Zwiększenie przez MasterCard tzw. opłaty interchange – z 1,7 do 1,9 proc. – dotyczące kart służbowych, to najlepsze potwierdzenie braku dobrej woli ze strony organizacji, która w ramach debaty publicznej deklarowała zrozumienie problemu i – choć na własnych warunkach – rzekomo popierała zmiany. – czytamy w oświadczeniu Fundacji Rozwoju Obrotu Bezgotówkowego (FROB).

W nawiązaniu do powyższego należy wspomnieć o tym, że w tym samym czasie wartość prowizji dla tego samego typu kart w systemie Visa wynosi 1,6 proc.
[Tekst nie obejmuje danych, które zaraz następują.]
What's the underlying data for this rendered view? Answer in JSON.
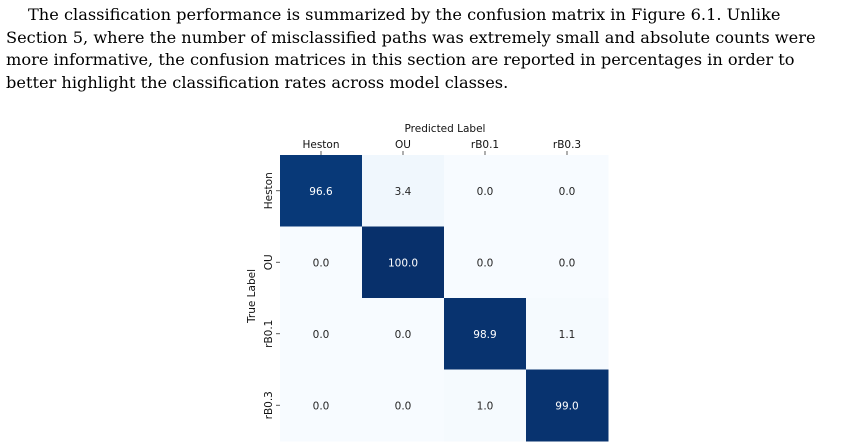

Co więcej, MasterCard ma już w swojej ofercie produkty biznesowe, dla których prowizja oscyluje wokół poziomu 2 proc. Środowisko akceptantów ubolewa nad tego typu polityką korporacji, której działania ukierunkowane są tylko i wyłącznie na budowanie własnej pozycji rynkowej bez odniesienia do interesów innych uczestników rynku – akceptantów kart płatniczych i konsumentów, którzy finalnie płacą za nieuzasadnione profity banków i organizacji płatniczych. – czytamy w dalszej części oświadczenia FROB.